In the long run, the team eventually hopes to host all of the big names at events to allow these and other Malaysian tech giants to talk to each other—but Komune’ll have to nail the co-working space experience first.
Classified as a Tier 1 status MSC hub from the get-go, Komune’s MDEC partnership really shows. They’ve already seen some corporate events hosted by the likes of MDEC, Google, RevAsia, Media Prima Digital, and the TN50 by the Ministry of Youth & Sports.
As a result, they’re now at 30% occupancy since opening on the 5th of September, and they gun for 50% by the end of the year.
“Komune co-working space is an initiative of UOA Group in efforts to establish an integrated tech community within Bangsar South.”
But more than just the amount of space, the areas in Komune are designed to be wide and spacious.
Even the entrance of the Bangsar South space exudes the strong impression of being in a coffeehouse, and this extends throughout its 18,000 square feet of space on the 6th floor of UOA’s Corporate Offices.
In fact, it came as no surprise to us that the area was designed by the same team that did the Botanica+Co—one Komune’s many partners.
And this design choice felt obvious to us even in areas that are more traditionally tight in some other co-working spaces nestled in the heart of KL—like the private rooms and even just the width of the hallways.
It’s also interesting that in line with their coffeehouse aesthetic, they also offer daily rates for RM35 for use of their space, on top of their usual co-working tenancy plans.
But perhaps because of this, we found the layout for Komune’s co-working space a tad odd.
The hot desk area, instead of cordoned off into a private space, is one and the same with the events area, and looks more like a cafe area to chill in than an actual place for professionals to get their hustle on.
We were informed by the Komune representative who brought us around that there are other places around the event area that these hotdeskers can escape to if there are events, and for what it’s worth, it is an ample space.
Meanwhile, instead of having an area specifically for dedicated desks, Komune cordoned off a private room to rent the desks out to people who want a desk to park in.
But the best oddity has to be how spacious the private rooms are, and they also have a lot of tables available in a room.
Of Komune’s many, many partnerships includes MDEC, to bring Level Up Inc.
Taking up 6k square feet of the space, this incubator houses small and medium game startups so that they can collaborate, support and accelerate their development game.
Editor’s Note: The word “accelerator” has been replaced by “incubator” to more accurately reflect what the programme is.
The reps at Komune did ask us to keep things hush hush about this incubator looking to launch in November, but still dropped some juicy tidbits about some of the amenities offered for Level Up, including a fully-equipped game room that will help them test any in-development console games and Virtual Reality tech.
This, they call a High-End Games Testing Lab, which serves as an extra room for brainstorming as well.
But just for the purposes of geeking out, MDEC will also be equipping an entire room called the Arcade Room, which to be honest, says it all.

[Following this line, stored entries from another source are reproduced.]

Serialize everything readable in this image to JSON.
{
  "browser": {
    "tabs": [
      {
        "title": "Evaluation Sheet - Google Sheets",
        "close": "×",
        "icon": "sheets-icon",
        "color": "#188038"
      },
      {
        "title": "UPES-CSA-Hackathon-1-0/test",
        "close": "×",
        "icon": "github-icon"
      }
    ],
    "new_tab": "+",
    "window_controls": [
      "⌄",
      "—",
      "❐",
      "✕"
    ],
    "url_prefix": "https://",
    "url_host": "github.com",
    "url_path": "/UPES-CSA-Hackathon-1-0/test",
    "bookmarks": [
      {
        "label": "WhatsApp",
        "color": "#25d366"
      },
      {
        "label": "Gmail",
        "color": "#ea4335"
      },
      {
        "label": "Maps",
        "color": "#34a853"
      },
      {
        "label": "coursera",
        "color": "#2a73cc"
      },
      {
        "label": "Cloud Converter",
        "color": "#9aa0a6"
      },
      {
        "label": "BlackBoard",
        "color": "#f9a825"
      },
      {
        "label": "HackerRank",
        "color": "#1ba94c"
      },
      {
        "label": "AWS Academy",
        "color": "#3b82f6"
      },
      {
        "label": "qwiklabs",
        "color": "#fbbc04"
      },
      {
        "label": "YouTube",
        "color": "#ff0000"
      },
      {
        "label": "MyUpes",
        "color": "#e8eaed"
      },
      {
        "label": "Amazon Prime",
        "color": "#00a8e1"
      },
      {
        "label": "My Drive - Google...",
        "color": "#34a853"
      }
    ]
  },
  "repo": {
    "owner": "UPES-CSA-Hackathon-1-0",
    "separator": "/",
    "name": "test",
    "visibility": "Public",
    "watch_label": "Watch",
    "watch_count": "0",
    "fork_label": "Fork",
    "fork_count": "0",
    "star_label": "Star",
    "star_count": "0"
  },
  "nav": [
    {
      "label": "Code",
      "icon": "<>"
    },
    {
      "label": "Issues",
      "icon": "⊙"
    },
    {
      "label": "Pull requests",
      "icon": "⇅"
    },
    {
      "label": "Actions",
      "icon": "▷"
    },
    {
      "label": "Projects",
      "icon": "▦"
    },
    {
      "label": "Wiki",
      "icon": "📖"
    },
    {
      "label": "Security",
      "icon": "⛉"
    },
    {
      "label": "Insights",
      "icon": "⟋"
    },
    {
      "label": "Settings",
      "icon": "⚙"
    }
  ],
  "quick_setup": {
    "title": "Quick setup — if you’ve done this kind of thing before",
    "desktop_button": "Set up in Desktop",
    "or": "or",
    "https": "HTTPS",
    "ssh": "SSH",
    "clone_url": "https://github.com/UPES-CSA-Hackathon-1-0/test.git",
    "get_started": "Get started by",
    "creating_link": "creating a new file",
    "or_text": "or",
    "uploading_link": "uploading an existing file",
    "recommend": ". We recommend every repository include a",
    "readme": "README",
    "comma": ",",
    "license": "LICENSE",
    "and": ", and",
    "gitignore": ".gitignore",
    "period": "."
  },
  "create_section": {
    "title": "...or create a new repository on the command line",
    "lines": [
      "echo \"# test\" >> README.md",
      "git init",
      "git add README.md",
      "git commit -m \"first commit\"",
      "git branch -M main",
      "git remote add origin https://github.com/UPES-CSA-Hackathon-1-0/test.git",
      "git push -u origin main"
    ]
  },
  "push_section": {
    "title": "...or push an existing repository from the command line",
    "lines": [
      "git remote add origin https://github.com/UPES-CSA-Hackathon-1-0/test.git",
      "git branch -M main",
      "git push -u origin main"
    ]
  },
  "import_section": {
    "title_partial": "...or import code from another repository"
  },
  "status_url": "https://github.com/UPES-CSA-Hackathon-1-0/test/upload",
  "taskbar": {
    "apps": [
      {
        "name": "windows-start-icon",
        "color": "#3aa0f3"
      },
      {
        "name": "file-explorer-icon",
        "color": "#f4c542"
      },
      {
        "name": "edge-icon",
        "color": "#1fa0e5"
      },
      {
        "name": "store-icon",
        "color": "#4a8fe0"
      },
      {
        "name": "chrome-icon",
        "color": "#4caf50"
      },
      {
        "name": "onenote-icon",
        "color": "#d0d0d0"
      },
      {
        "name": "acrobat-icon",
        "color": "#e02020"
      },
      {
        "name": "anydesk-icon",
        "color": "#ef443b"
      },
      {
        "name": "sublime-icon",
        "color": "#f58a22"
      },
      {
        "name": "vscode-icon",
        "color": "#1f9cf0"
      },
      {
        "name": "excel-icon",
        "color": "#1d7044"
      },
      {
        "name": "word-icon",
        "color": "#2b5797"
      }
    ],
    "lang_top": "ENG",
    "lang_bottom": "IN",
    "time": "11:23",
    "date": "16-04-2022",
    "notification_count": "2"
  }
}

Unfortunately, the space has yet to be equipped while we had our little tour.
This is all in part to develop Malaysia into a game hub.
And in part of that development, part of their efforts include installation of additional LAN ports, and 100mbps internet from Time, with a TM redundancy line ready to go up and running if Time’s line is down.
That being said, some of the placement choices are a little unusual.
And the vague phrasing of ‘unusual’ can run both ways.
Going the extra mile towards their stance on tech, Komune is introducing their own cashless currency, aptly named the K Dollar (K$) for their Komune-ity. That is all song and dance for the credit system they’re introducing to tenants in the space.
Depending on the package taken by the members, they receive a monthly allocation of K$ to use for co-working space amenities—stake their claim to the meeting rooms, book the event space, locker rentals, buying coffee at the in-house cafe, and others yet to be introduced in the space.
The K$ is probably one of the only such systems introduced in Malaysia, and is just one small factor in UOA Group’s goal of building an entire coworking management tool from scratch.
Komune will be their little playground to test the system, and if the kinks are all sorted, might be introduced into UOA’s other development projects-apartments, offices, co-living spaces (UOA’s development of prop tech, or property tech.
Keeping their plans P&C for now, Komune’s larger goal is to be the facilitator of working communities in Klang Valley, particularly combining technology and property together. Nevertheless, Komune does make effort to also bring in players from accounting, and other such businesses that could benefit the community as a whole.
And with some of Malaysia’s major players around the block, they might just have a shot at it. That is, if UOA plays their cards right and actually manages to cultivate the Komune-ity crucial for that to happen.
Private offices go out for RM890 per pax (minimum 4 people), dedicated desks at RM690 per pax, and RM490 for the unassigned hot desks.
We think they’re pricey too, but if this evens the odds out for you a little, Komune’s many partnerships grants them some pretty substantial perks. Tenants get 18% discounts of Zen Rooms, approximately 11k of discount for a WOBB business account, GoGet extra credits, as well as some in the works for LinkedIN, among other perks.